Guns pointed, but there was no kill shot anyway.
Kostos had stopped pulling on the bamboo with the appearance of the caiman. No one moved.
A moan flowed from the woman in the water.
Ever so slowly the snout inched forward, rising slightly as its massive jaws yawned open.
Kostos was forced to slowly draw Anna toward him, keeping her just a couple of feet ahead of the approaching monster.
"Careful!" Nate called.
It was like some macabre slow-motion chase...and they were losing.
The snout of the creature was now less than a foot from the woman, the jaws gaping open behind her head. There was no way Anna could be pulled aboard without the creature attacking.
Someone else came to this same realization.
Corporal Graves ran across their raft and leaped over Anna's head like an Olympic long jumper.
"Graves!" Kostos yelled.
The corporal landed atop the creature's open snout, driving its jaws closed and shoving it underwater.
"Pull her aboard!" Graves hollered as he was sucked under by the caiman.
Kostos yanked Anna back to the raft and Olin helped haul her on board.
A moment later, the beast reared up out of the water, Graves still clinging to the top of its wide head. The caiman thrashed, trying to dislodge its strange rider. Its jaws reared open, and a bellow of rage escaped from it.

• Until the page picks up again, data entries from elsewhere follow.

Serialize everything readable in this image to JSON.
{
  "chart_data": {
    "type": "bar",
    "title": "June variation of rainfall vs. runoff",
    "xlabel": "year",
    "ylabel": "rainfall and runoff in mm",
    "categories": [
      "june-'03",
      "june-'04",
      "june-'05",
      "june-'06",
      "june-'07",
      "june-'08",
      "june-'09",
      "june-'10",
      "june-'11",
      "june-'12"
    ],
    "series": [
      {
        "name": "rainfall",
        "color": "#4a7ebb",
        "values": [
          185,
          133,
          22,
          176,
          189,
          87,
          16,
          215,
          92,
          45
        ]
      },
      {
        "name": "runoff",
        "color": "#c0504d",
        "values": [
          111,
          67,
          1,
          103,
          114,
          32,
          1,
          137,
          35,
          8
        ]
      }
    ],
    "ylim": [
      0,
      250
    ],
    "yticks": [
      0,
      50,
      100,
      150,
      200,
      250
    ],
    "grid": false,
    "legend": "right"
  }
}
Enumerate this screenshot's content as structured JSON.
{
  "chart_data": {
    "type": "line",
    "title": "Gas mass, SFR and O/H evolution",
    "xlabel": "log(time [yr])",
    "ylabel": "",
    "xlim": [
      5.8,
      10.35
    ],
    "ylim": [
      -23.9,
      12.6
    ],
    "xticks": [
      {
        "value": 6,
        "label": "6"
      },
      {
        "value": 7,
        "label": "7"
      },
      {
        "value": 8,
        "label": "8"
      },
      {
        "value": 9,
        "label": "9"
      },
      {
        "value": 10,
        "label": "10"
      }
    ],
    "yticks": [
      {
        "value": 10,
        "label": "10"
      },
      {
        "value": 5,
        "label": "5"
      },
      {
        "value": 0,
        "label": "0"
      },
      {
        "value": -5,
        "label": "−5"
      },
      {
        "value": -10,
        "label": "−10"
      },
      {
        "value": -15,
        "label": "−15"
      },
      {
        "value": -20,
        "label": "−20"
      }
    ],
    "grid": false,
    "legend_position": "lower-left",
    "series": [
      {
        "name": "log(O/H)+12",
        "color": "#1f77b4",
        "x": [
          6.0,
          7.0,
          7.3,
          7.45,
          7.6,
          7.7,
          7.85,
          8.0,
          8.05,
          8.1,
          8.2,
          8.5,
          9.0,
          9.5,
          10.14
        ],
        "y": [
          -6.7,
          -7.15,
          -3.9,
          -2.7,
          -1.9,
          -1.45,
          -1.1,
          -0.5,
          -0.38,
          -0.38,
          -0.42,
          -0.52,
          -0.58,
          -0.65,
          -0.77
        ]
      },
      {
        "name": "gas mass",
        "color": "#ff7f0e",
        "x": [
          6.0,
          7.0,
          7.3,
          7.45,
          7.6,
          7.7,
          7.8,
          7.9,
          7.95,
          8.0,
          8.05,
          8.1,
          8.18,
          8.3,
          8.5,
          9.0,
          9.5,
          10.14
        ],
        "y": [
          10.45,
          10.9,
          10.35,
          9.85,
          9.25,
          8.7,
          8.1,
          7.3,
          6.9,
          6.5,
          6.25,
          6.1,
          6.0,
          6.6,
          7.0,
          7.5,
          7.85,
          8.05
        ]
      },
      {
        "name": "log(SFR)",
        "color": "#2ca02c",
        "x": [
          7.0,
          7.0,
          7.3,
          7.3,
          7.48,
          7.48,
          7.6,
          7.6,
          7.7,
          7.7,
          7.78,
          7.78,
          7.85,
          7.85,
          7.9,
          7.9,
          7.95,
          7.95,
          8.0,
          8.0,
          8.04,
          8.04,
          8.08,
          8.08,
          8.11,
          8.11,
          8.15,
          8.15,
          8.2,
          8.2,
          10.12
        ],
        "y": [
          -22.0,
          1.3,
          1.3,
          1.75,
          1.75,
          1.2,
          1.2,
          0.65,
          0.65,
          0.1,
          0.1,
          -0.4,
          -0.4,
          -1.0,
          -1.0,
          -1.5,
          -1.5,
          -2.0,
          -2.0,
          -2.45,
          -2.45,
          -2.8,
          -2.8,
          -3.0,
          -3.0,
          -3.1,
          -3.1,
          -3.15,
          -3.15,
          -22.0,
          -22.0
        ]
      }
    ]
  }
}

"Fuck you!" Graves said. "This is for my brother!" Clinging fast with his legs, he yanked something from his field jacket and tossed it down the beast's gullet.
A grenade.
The massive jaws snapped at the Ranger, but he was out of reach.
"Everybody down!" Waxman bellowed.
Graves leaped from his perch, aiming for the raft, a shout on his lips. "Chew on that, you bastard!"
Behind him, the explosion ripped through the silent swamp. The head of the caiman blew apart, shredded by shrapnel.
Graves flew through the air, a roar of triumph flowing from his lips.
Then up from the depths shot the other caiman. Jaws wide, it lunged at the flying corporal, snatching him out of midair, like a dog catching a tossed ball, then crashed away, taking its prey with it. It had all happened in seconds.
The bulk of the slain caiman s
lowly rose to the surface of the lake, belly up, exposing the gray and yellow scaling of its underside.
The slack body of the huge creature was nudged from below. Ripples slowly circled it as the large beast was examined by the survivor.
"Maybe it'll leave," Frank said. "Maybe the other's death will spook it away."
Kelly knew this wouldn't happen. These creatures had to be hundreds and hundreds of years old. Mates for life, the only pair of its kind sharing this ecosystem.